Прощаясь с композитором, Столыпин сказал:
— Я еще и еще раз вас благодарю. Прошу поверить, что все недостатки тюремного быта вскоре будут исправлены. Счастливого пути, друг мой! — И он сердечно пожал руку Гартевельда.
Столыпин не солгал. Едва отъехала карета, он позвонил министру юстиции:
— Какой идиот дал шведскому фигляру пропуск в тюрьмы? Ничего не хочу знать! Запомните, чтобы больше подобных фокусов не повторялось.
В ярости он швырнул на рычаг телефонную трубку. Гневно тряслась густая черная борода с редкими седыми кустиками, а розовые оспины на щеках премьера покраснели и стали похожи на капельки крови».
Понятно, что при данном приватном разговоре никто третий не присутствовал и стенограммы беседы не вел. Получается, весь этот диалог писателем Савчуком от начала и до конца выдуман? Оно так, да не совсем. При анализе цитируемого текста становится очевидным, что автор был знаком не только с газетными публикациями, где сообщалось о встрече Столыпина с Гартевельдом, но и основательно проштудировал книгу нашего героя. За сим — двинемся далее по заблаговременно расставленным меткам и прокомментируем выделенные в цитируемом тексте Савчука фразы.
(1) …необыкновенно приветливо встречали во всех сибирских тюрьмах
В части «приветливо» — это, скорее, преувеличение. Все ж таки речь идет о тюрьме — о богопротивном, а не богоугодном заведении. Но вот подчеркнуто-обходительно — пожалуй. Как уже поминалось: всяческое заискивание и преклонение перед всем иностранным у нас в крови. О чем лишний раз свидетельствовал и сам Гартевельд:
«Я не высокопоставленное лицо, но тобольская администрация все-таки чуяла во мне хотя бы «хитрого немца» и, на всякий случай, старалась показать «товар лицом»».
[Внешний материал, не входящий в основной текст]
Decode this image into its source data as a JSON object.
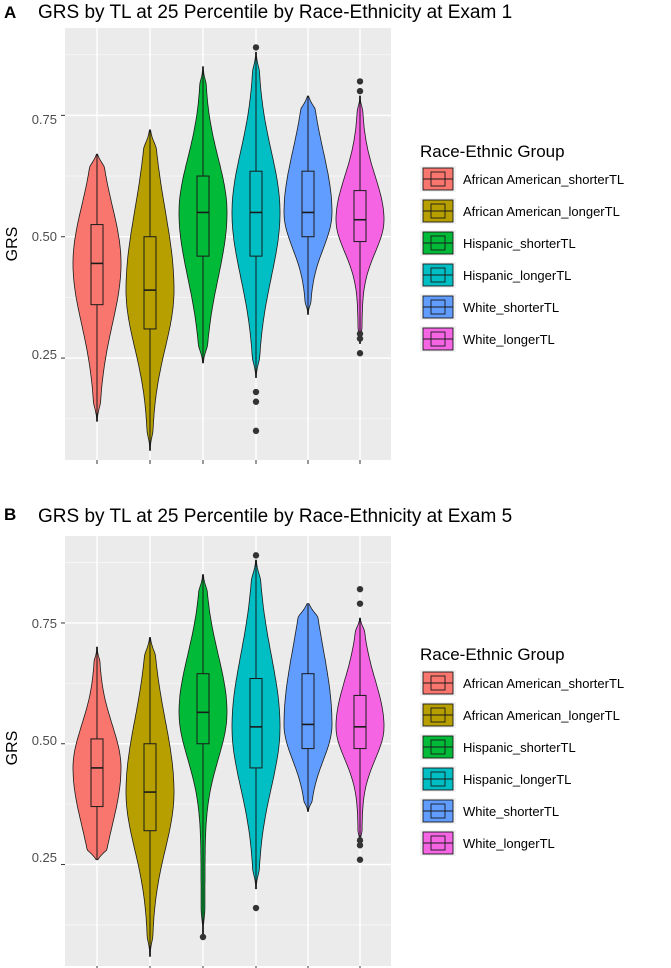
{
  "chart_data": [
    {
      "type": "violin",
      "panel_label": "A",
      "title": "GRS by TL at 25 Percentile by Race-Ethnicity at Exam 1",
      "ylabel": "GRS",
      "xlabel": "",
      "yticks": [
        "0.25",
        "0.50",
        "0.75"
      ],
      "ylim": [
        0.04,
        0.93
      ],
      "legend_title": "Race-Ethnic Group",
      "legend_position": "right",
      "groups": [
        {
          "name": "African American_shorterTL",
          "color": "#F8766D",
          "min": 0.12,
          "q1": 0.36,
          "median": 0.445,
          "q3": 0.525,
          "max": 0.67,
          "outliers": []
        },
        {
          "name": "African American_longerTL",
          "color": "#B79F00",
          "min": 0.06,
          "q1": 0.31,
          "median": 0.39,
          "q3": 0.5,
          "max": 0.72,
          "outliers": []
        },
        {
          "name": "Hispanic_shorterTL",
          "color": "#00BA38",
          "min": 0.24,
          "q1": 0.46,
          "median": 0.55,
          "q3": 0.625,
          "max": 0.85,
          "outliers": []
        },
        {
          "name": "Hispanic_longerTL",
          "color": "#00BFC4",
          "min": 0.21,
          "q1": 0.46,
          "median": 0.55,
          "q3": 0.635,
          "max": 0.88,
          "outliers": [
            0.18,
            0.16,
            0.1,
            0.89
          ]
        },
        {
          "name": "White_shorterTL",
          "color": "#619CFF",
          "min": 0.34,
          "q1": 0.5,
          "median": 0.55,
          "q3": 0.635,
          "max": 0.79,
          "outliers": []
        },
        {
          "name": "White_longerTL",
          "color": "#F564E3",
          "min": 0.28,
          "q1": 0.49,
          "median": 0.535,
          "q3": 0.595,
          "max": 0.79,
          "outliers": [
            0.26,
            0.29,
            0.3,
            0.8,
            0.82
          ]
        }
      ]
    },
    {
      "type": "violin",
      "panel_label": "B",
      "title": "GRS by TL at 25 Percentile by Race-Ethnicity at Exam 5",
      "ylabel": "GRS",
      "xlabel": "",
      "yticks": [
        "0.25",
        "0.50",
        "0.75"
      ],
      "ylim": [
        0.04,
        0.93
      ],
      "legend_title": "Race-Ethnic Group",
      "legend_position": "right",
      "groups": [
        {
          "name": "African American_shorterTL",
          "color": "#F8766D",
          "min": 0.26,
          "q1": 0.37,
          "median": 0.45,
          "q3": 0.51,
          "max": 0.7,
          "outliers": []
        },
        {
          "name": "African American_longerTL",
          "color": "#B79F00",
          "min": 0.06,
          "q1": 0.32,
          "median": 0.4,
          "q3": 0.5,
          "max": 0.72,
          "outliers": []
        },
        {
          "name": "Hispanic_shorterTL",
          "color": "#00BA38",
          "min": 0.1,
          "q1": 0.5,
          "median": 0.565,
          "q3": 0.645,
          "max": 0.85,
          "outliers": [
            0.1
          ]
        },
        {
          "name": "Hispanic_longerTL",
          "color": "#00BFC4",
          "min": 0.2,
          "q1": 0.45,
          "median": 0.535,
          "q3": 0.635,
          "max": 0.88,
          "outliers": [
            0.16,
            0.89
          ]
        },
        {
          "name": "White_shorterTL",
          "color": "#619CFF",
          "min": 0.36,
          "q1": 0.49,
          "median": 0.54,
          "q3": 0.645,
          "max": 0.79,
          "outliers": []
        },
        {
          "name": "White_longerTL",
          "color": "#F564E3",
          "min": 0.29,
          "q1": 0.49,
          "median": 0.535,
          "q3": 0.6,
          "max": 0.76,
          "outliers": [
            0.26,
            0.29,
            0.3,
            0.79,
            0.82
          ]
        }
      ]
    }
  ]
}
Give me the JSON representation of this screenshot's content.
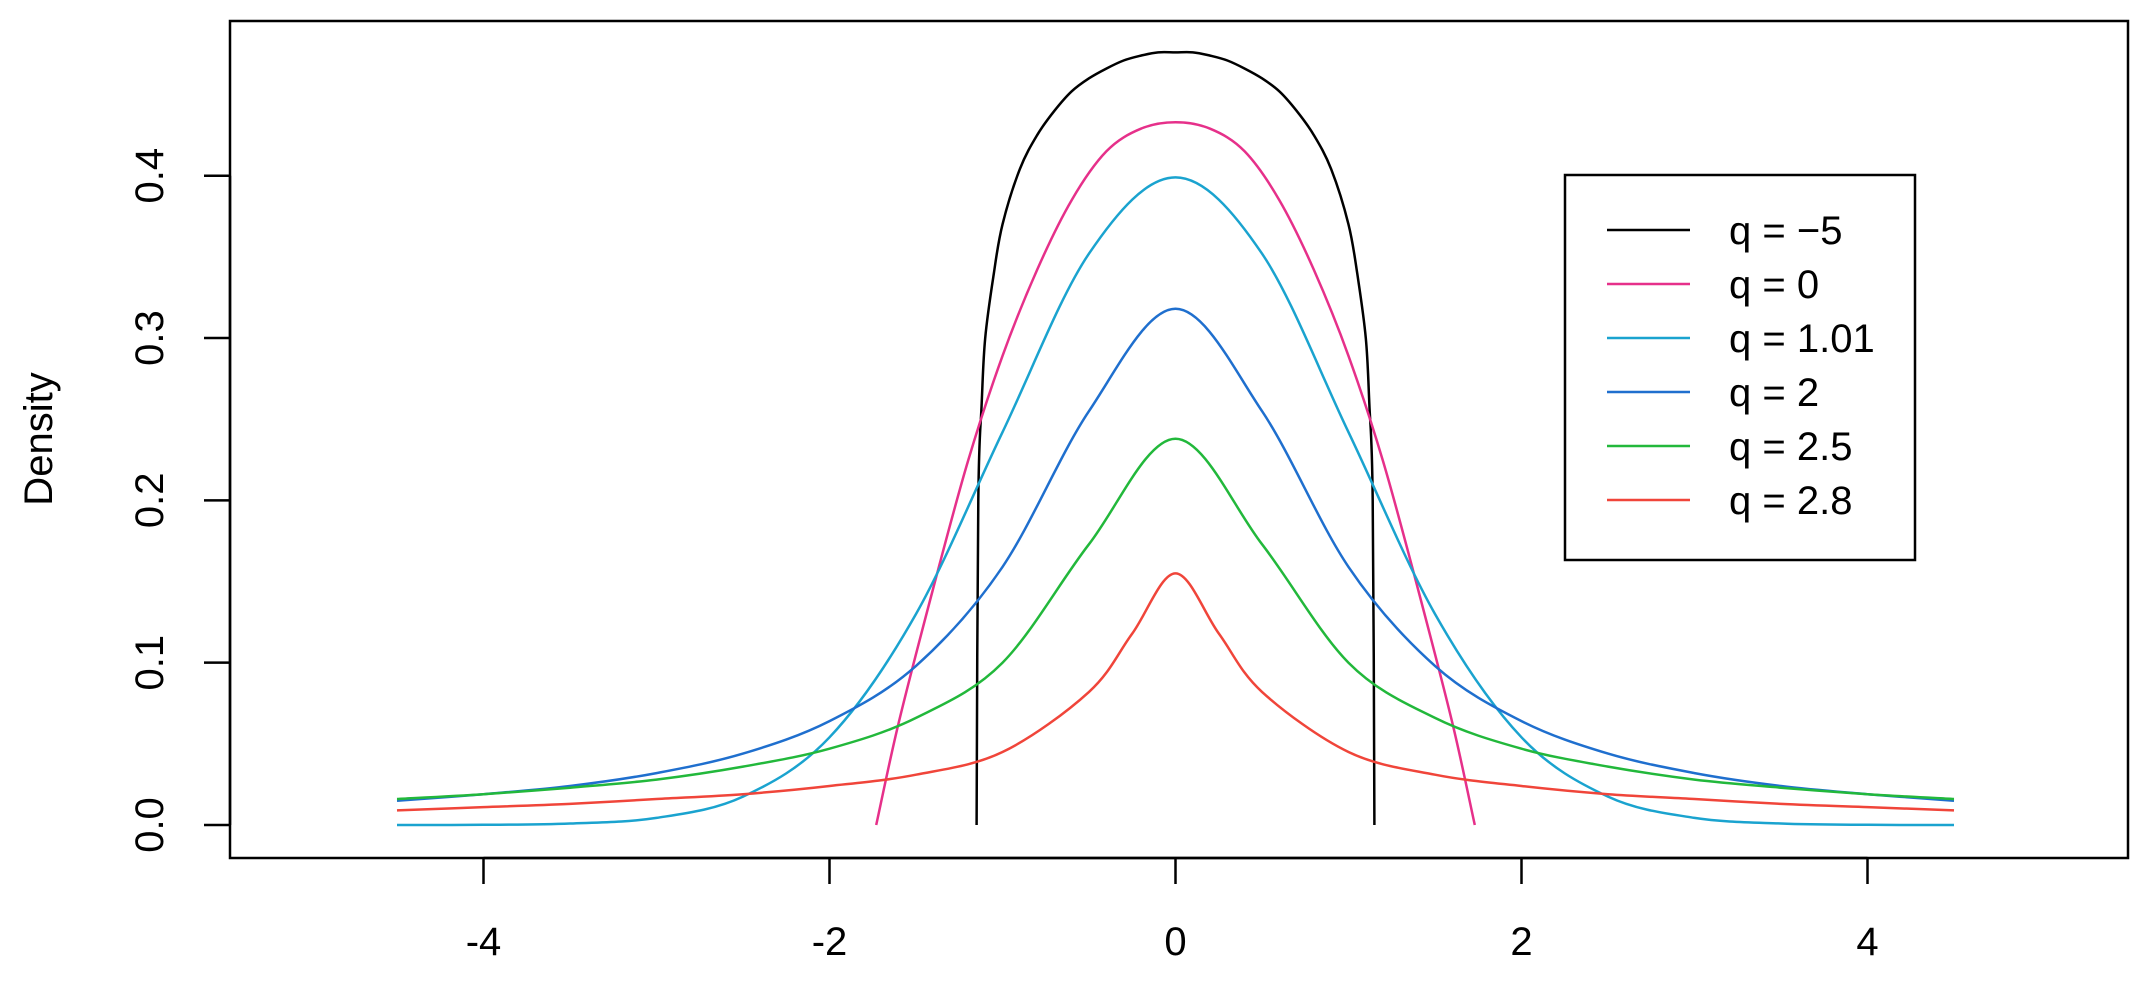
{
  "chart_data": {
    "type": "line",
    "title": "",
    "xlabel": "",
    "ylabel": "Density",
    "xlim": [
      -4.5,
      4.5
    ],
    "ylim": [
      0,
      0.475
    ],
    "x_ticks": [
      {
        "value": -4,
        "label": "-4"
      },
      {
        "value": -2,
        "label": "-2"
      },
      {
        "value": 0,
        "label": "0"
      },
      {
        "value": 2,
        "label": "2"
      },
      {
        "value": 4,
        "label": "4"
      }
    ],
    "y_ticks": [
      {
        "value": 0.0,
        "label": "0.0"
      },
      {
        "value": 0.1,
        "label": "0.1"
      },
      {
        "value": 0.2,
        "label": "0.2"
      },
      {
        "value": 0.3,
        "label": "0.3"
      },
      {
        "value": 0.4,
        "label": "0.4"
      }
    ],
    "grid": false,
    "legend_position": "top-right",
    "series": [
      {
        "name": "q = −5",
        "color": "#000000",
        "x": [
          -1.15,
          -1.14,
          -1.12,
          -1.1,
          -1.05,
          -1.0,
          -0.9,
          -0.8,
          -0.7,
          -0.6,
          -0.5,
          -0.4,
          -0.3,
          -0.2,
          -0.1,
          0,
          0.1,
          0.2,
          0.3,
          0.4,
          0.5,
          0.6,
          0.7,
          0.8,
          0.9,
          1.0,
          1.05,
          1.1,
          1.12,
          1.14,
          1.15
        ],
        "y": [
          0.0,
          0.2,
          0.26,
          0.3,
          0.34,
          0.37,
          0.404,
          0.425,
          0.44,
          0.452,
          0.46,
          0.466,
          0.471,
          0.474,
          0.476,
          0.476,
          0.476,
          0.474,
          0.471,
          0.466,
          0.46,
          0.452,
          0.44,
          0.425,
          0.404,
          0.37,
          0.34,
          0.3,
          0.26,
          0.2,
          0.0
        ]
      },
      {
        "name": "q = 0",
        "color": "#e6308a",
        "x": [
          -1.73,
          -1.6,
          -1.4,
          -1.2,
          -1.0,
          -0.8,
          -0.6,
          -0.4,
          -0.2,
          0,
          0.2,
          0.4,
          0.6,
          0.8,
          1.0,
          1.2,
          1.4,
          1.6,
          1.73
        ],
        "y": [
          0.0,
          0.063,
          0.146,
          0.224,
          0.289,
          0.342,
          0.385,
          0.415,
          0.429,
          0.433,
          0.429,
          0.415,
          0.385,
          0.342,
          0.289,
          0.224,
          0.146,
          0.063,
          0.0
        ]
      },
      {
        "name": "q = 1.01",
        "color": "#1aa3cf",
        "x": [
          -4.5,
          -4.0,
          -3.5,
          -3.0,
          -2.5,
          -2.0,
          -1.5,
          -1.0,
          -0.5,
          0,
          0.5,
          1.0,
          1.5,
          2.0,
          2.5,
          3.0,
          3.5,
          4.0,
          4.5
        ],
        "y": [
          0.0,
          0.0001,
          0.0009,
          0.0044,
          0.0175,
          0.054,
          0.13,
          0.242,
          0.352,
          0.399,
          0.352,
          0.242,
          0.13,
          0.054,
          0.0175,
          0.0044,
          0.0009,
          0.0001,
          0.0
        ]
      },
      {
        "name": "q = 2",
        "color": "#1f6fce",
        "x": [
          -4.5,
          -4.0,
          -3.5,
          -3.0,
          -2.5,
          -2.0,
          -1.5,
          -1.0,
          -0.5,
          0,
          0.5,
          1.0,
          1.5,
          2.0,
          2.5,
          3.0,
          3.5,
          4.0,
          4.5
        ],
        "y": [
          0.015,
          0.019,
          0.024,
          0.032,
          0.044,
          0.064,
          0.098,
          0.159,
          0.255,
          0.318,
          0.255,
          0.159,
          0.098,
          0.064,
          0.044,
          0.032,
          0.024,
          0.019,
          0.015
        ]
      },
      {
        "name": "q = 2.5",
        "color": "#22b83b",
        "x": [
          -4.5,
          -4.0,
          -3.5,
          -3.0,
          -2.5,
          -2.0,
          -1.5,
          -1.0,
          -0.5,
          0,
          0.5,
          1.0,
          1.5,
          2.0,
          2.5,
          3.0,
          3.5,
          4.0,
          4.5
        ],
        "y": [
          0.016,
          0.019,
          0.023,
          0.028,
          0.036,
          0.047,
          0.066,
          0.1,
          0.173,
          0.238,
          0.173,
          0.1,
          0.066,
          0.047,
          0.036,
          0.028,
          0.023,
          0.019,
          0.016
        ]
      },
      {
        "name": "q = 2.8",
        "color": "#f0453a",
        "x": [
          -4.5,
          -4.0,
          -3.5,
          -3.0,
          -2.5,
          -2.0,
          -1.5,
          -1.0,
          -0.5,
          -0.25,
          0,
          0.25,
          0.5,
          1.0,
          1.5,
          2.0,
          2.5,
          3.0,
          3.5,
          4.0,
          4.5
        ],
        "y": [
          0.009,
          0.011,
          0.013,
          0.016,
          0.019,
          0.024,
          0.031,
          0.045,
          0.082,
          0.118,
          0.155,
          0.118,
          0.082,
          0.045,
          0.031,
          0.024,
          0.019,
          0.016,
          0.013,
          0.011,
          0.009
        ]
      }
    ]
  }
}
Да и как, скажите на милость, можно было иначе встречать нашего «этнографа», коли у того на руках, как мы предполагаем, имелась бумага от самого премьер-министра? И, замечу, не только она одна. Так, в данном случае, что весьма вольно интерпретирует писатель Савчук, Вильгельм Наполеонович заблаговременно заручился поддержкой тобольского губернатора:
«Я поехал к губернатору Н. Л. Гондатти. Это — человек чрезвычайно любезный и обходительный, и, кажется, единственный губернатор в России, променявший карьеру ученого профессора на карьеру администратора. <…> Будучи сам этнографом, Н. Л. Гондатти сделал все возможное, чтобы облегчить мне мою задачу, т. е. запись тюремных песен… Он по телефону предупредил администрацию тюрьмы о моем приезде, и мы условились, что я 3-го числа (июля) буду в тюрьме».
Что и говорить — несказанно повезло нашему герою с местным губернатором. Николай Львович и в самом деле являл собой типаж пресловутой белой вороны, невесть как затесавшейся в сплоченные ряды бесцветного местного чиновничества, хлёсткий портрет коего за двадцать лет до Гартевельда отписал Иван Белоконский:
«…большинство чиновников устраивается в этой стране только «временно», чтобы нажить как можно более и ехать обратно в Россию. Произвол в Сибири полнейший. Законы не имеют почти никакого значения: здесь всякий молодец на свой образец. Чтобы убедиться в справедливости нами сказанного, следует только прочесть сибирские газеты. <…> Сибирь оставлена на произвол людей, назвать которых настоящим именем не позволяют обстоятельства».
(2) …показывали орудия пыток
Разумеется, никто специально, а уж тем паче — с гордостью, Гартевельду орудий пыток не показывал. Как признавался сам Вильгельм Наполеоныч: «И если существуют в Тобольской каторге истязания, то, конечно, не мне их было показывать». А что касается плеток:
«Осматриваясь кругом, я вдруг, к моему крайнему удивлению, увидел на этажерке, — что вы думаете? — пару плетей!!!
Г. Могилев скоро вернулся.
Я, конечно, спросил его, к чему находятся здесь эти инструменты, изъятые из употребления законом в 1901 году.
На это г. смотритель пояснил, что в Тобольске хотят устроить тюремный музей… Что же! Дело хорошее!»